Taking place during the real events of the 1968 Democratic National Convention, an event remembered for its police brutality and rioting, Wexler’s feature Medium Cool has been described as a film that systematically questions the ideological power of images by combining documentary techniques such as ‘talking heads’ and cinéma vérité with staged scenes between the actors. By the time Wexler and his crew started filming the cast among the actual events at the convention, all barriers between fiction and fact had broken down, as, in a most famous moment during the film, Wexler’s assistant can be heard off camera warning, ‘Watch out, Haskell, it’s real.’

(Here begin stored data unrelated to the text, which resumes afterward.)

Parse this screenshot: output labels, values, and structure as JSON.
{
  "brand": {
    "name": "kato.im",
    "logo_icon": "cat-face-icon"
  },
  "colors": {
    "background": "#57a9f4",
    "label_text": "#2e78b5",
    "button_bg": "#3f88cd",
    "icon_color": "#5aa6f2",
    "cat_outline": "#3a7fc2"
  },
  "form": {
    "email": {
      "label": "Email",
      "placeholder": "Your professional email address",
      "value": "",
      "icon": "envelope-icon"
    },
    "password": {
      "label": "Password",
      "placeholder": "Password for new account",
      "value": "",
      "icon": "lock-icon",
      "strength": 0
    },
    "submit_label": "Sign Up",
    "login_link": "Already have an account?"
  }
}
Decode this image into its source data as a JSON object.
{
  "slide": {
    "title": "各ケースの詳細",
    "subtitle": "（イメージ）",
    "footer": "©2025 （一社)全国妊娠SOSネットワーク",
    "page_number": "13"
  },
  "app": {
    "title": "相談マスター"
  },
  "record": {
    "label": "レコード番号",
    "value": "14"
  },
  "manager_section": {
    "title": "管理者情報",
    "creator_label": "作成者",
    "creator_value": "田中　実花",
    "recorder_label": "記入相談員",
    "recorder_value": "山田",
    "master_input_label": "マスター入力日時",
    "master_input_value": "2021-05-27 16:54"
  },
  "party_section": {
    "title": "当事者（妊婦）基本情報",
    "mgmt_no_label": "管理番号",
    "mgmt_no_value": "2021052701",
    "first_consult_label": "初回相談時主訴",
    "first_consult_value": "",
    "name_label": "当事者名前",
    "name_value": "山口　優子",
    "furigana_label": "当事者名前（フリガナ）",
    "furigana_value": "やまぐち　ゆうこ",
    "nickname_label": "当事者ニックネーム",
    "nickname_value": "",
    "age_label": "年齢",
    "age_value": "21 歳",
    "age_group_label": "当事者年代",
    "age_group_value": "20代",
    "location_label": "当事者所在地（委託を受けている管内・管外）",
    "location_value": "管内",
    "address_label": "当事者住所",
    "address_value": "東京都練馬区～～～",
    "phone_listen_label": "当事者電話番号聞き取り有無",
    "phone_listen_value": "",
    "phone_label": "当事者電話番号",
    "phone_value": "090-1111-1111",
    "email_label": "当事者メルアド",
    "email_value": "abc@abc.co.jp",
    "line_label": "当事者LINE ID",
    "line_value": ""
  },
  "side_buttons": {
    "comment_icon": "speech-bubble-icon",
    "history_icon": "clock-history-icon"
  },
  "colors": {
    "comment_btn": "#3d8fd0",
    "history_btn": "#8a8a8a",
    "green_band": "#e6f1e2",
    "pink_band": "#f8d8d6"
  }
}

Winner of two Academy Awards in cinematography for Who’s Afraid of Virginia Woolf and Bound For Glory, Wexler was adjudged one of the ten most influential cinematographers in movie history, according to an International Cinematographers Guild survey of its membership. He began his career working on industrial films in Chicago (particularly noteworthy is his work with Encyclopedia Brittanica) and moved into independent documentary and feature production working with such directorial luminaries as Mike Nichols and Terrence Malick. In addition to his masterful cinematography, Wexler directed several films including the seminal 1960s film Medium Cool. Wexler is the recipient of an Emmy for his 1980 documentary Paul Jacobs and the Nuclear Gang, an Independent Spirit Award for cinematography on John Sayles’ Matewan, and was honored with the Lifetime Achievement Award in 1993 from the American Society of Cinematographers.